Animal Farm & the CIA (art & propaganda)

Animal Farm

Animal Farm is an allegorical novella by George Orwell, first published in 1945. It became famous for the phrase “all animals are equal but some animals are more equal than others”. Led by the pigs, a group of animals overthrow the humans from the farm on which they live and take ownership of the means of production, only to impose a brutal tyranny of their own. According to the author himself, it is a satirical take on communism in the Soviet Union during the Stalin era. Orwell had fought in the Spanish civil war and his criticism of totalitarianism, of left and right alike, had been sharpened by his association with the novelist Arthur Koestler, a communist who had been threatened with execution by the fascists in Spain.

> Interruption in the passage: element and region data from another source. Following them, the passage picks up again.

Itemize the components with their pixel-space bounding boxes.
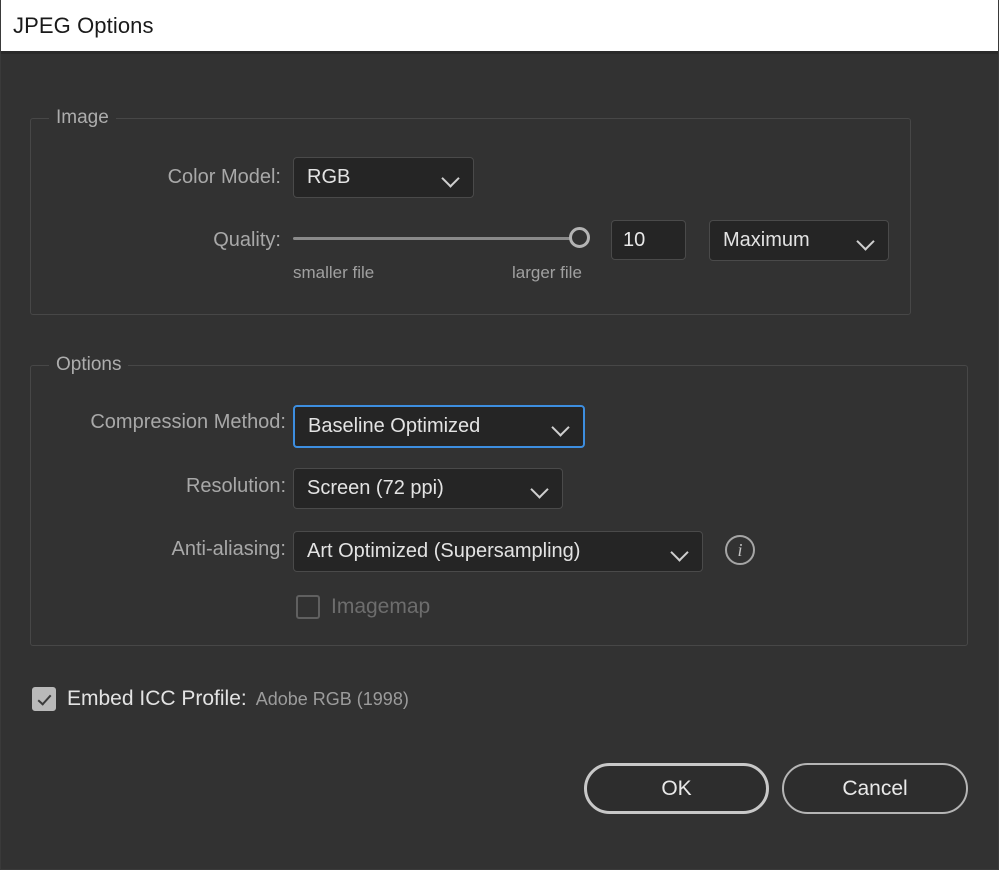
compression-method-label: Compression Method: <box>51 411 286 434</box>
anti-aliasing-value: Art Optimized (Supersampling) <box>294 540 668 563</box>
dialog-titlebar: JPEG Options <box>1 0 999 54</box>
embed-icc-profile-row[interactable]: Embed ICC Profile: Adobe RGB (1998) <box>32 687 409 711</box>
anti-aliasing-label: Anti-aliasing: <box>146 538 286 561</box>
jpeg-options-dialog: JPEG Options Image Color Model: RGB Qual… <box>0 0 999 870</box>
imagemap-checkbox-row: Imagemap <box>296 595 430 619</box>
color-model-value: RGB <box>294 166 439 189</box>
chevron-down-icon <box>549 415 573 439</box>
dialog-title: JPEG Options <box>13 13 154 39</box>
resolution-dropdown[interactable]: Screen (72 ppi) <box>293 468 563 509</box>
quality-hint-smaller: smaller file <box>293 263 374 283</box>
info-circle-icon[interactable]: i <box>725 535 755 565</box>
color-model-row: Color Model: RGB <box>151 157 474 198</box>
embed-icc-profile-value: Adobe RGB (1998) <box>256 689 409 710</box>
embed-icc-profile-label: Embed ICC Profile: <box>67 687 247 711</box>
ok-button-label: OK <box>661 777 691 801</box>
chevron-down-icon <box>528 477 552 501</box>
anti-aliasing-dropdown[interactable]: Art Optimized (Supersampling) <box>293 531 703 572</box>
chevron-down-icon <box>439 166 463 190</box>
embed-icc-profile-checkbox[interactable] <box>32 687 56 711</box>
image-group-label: Image <box>49 107 116 129</box>
quality-value-input[interactable] <box>611 220 686 260</box>
quality-preset-value: Maximum <box>710 229 854 252</box>
chevron-down-icon <box>854 229 878 253</box>
color-model-label: Color Model: <box>151 166 281 189</box>
quality-hint-larger: larger file <box>512 263 582 283</box>
cancel-button[interactable]: Cancel <box>782 763 968 814</box>
imagemap-label: Imagemap <box>331 595 430 619</box>
imagemap-checkbox <box>296 595 320 619</box>
resolution-label: Resolution: <box>166 475 286 498</box>
quality-preset-dropdown[interactable]: Maximum <box>709 220 889 261</box>
image-group-box: Image <box>30 118 911 315</box>
compression-method-dropdown[interactable]: Baseline Optimized <box>293 405 585 448</box>
ok-button[interactable]: OK <box>584 763 769 814</box>
quality-slider[interactable] <box>293 224 603 254</box>
compression-method-value: Baseline Optimized <box>295 415 549 438</box>
options-group-label: Options <box>49 354 128 376</box>
quality-slider-track[interactable] <box>293 237 585 240</box>
quality-label: Quality: <box>201 229 281 252</box>
color-model-dropdown[interactable]: RGB <box>293 157 474 198</box>
quality-slider-thumb[interactable] <box>569 227 590 248</box>
cancel-button-label: Cancel <box>842 777 907 801</box>
resolution-value: Screen (72 ppi) <box>294 477 528 500</box>
chevron-down-icon <box>668 540 692 564</box>
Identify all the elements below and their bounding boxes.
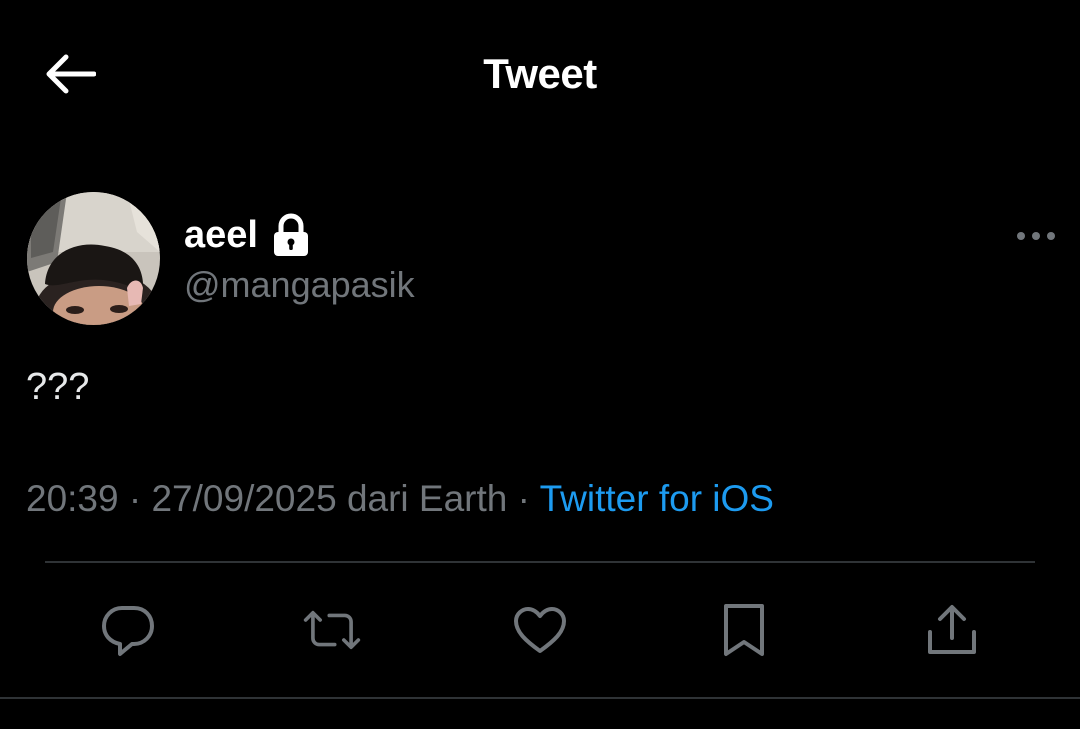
share-icon xyxy=(928,605,976,654)
lock-icon xyxy=(272,213,310,257)
tweet-text: ??? xyxy=(26,366,90,408)
tweet-location: dari Earth xyxy=(346,478,508,519)
bookmark-icon xyxy=(724,604,764,656)
avatar[interactable] xyxy=(27,192,160,325)
divider xyxy=(45,561,1035,563)
divider xyxy=(0,697,1080,699)
bookmark-button[interactable] xyxy=(714,600,774,660)
tweet-metadata: 20:39 · 27/09/2025 dari Earth · Twitter … xyxy=(26,475,774,523)
like-button[interactable] xyxy=(510,600,570,660)
reply-button[interactable] xyxy=(98,600,158,660)
author-name[interactable]: aeel xyxy=(184,212,310,258)
tweet-detail-page: Tweet aeel @mangapasik ??? 20:39 · 27/09… xyxy=(0,0,1080,729)
author-handle[interactable]: @mangapasik xyxy=(184,263,415,307)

The film version of the book was released to great acclaim in 1954. Twenty years later, in 1974, it emerged that America’s Central Intelligence Agency had funded the animated movie. During the 1950s through to the 1970s, the CIA paid a number of prominent journalists working for high-profile media outlets such as Time, The Washington Post, The New York Times, CBS, etc to publish CIA propaganda. The secret campaign was known as Operation Mockingbird. In his book ‘Undercover: Memoirs of an American Secret Agent’, American intelligence officer Everette Howard Hunt revealed that he had been involved in the CIA’s Psychological Warfare Workshop, part of the government’s cultural offensive during the Cold War, and had been sent to England to obtain the screen rights to Animal Farm from Orwell’s widow Sonia. Hunt later found notoriety as part of the team that broke into Watergate and was convicted of burglary, conspiracy, and wiretapping, eventually serving 33 months in prison.

The film was the idea of US film producer Louis de Rochemont, who was connected to the Campaign for Cultural Freedom, a body financed by the CIA to disseminate Western thinking during the cold war. Impressed by the wartime propaganda films made for the British government by Halas and Batchelor, de Rochemont and the CIA decided to hire the English film company to deliver the Animal Farm project. They calculated that it would be cheaper to make the film in England and believed they could easily keep the husband and wife team in the dark about who was funding the film. Many of the animators who worked on the film are believed to have thought it was just a farm story. Work on the film began in 1951 and took three years to complete.

Orwell would not have approved of the film ending. At the end of his book, the animals become unable to tell the difference between the pigs and the humans: “The creatures outside looked from pig to man, and from man to pig, and from pig to man again; but already it was impossible to say which was which.” In the CIA-approved conclusion to the film, however, the animals seek help from outside and overturn the pigs in a counter-revolution. The CIA evidently hoped this ending would serve their anti-communist propaganda purposes much better. It was a shocking liberty to take with one of the most compelling and influential pieces of world literature.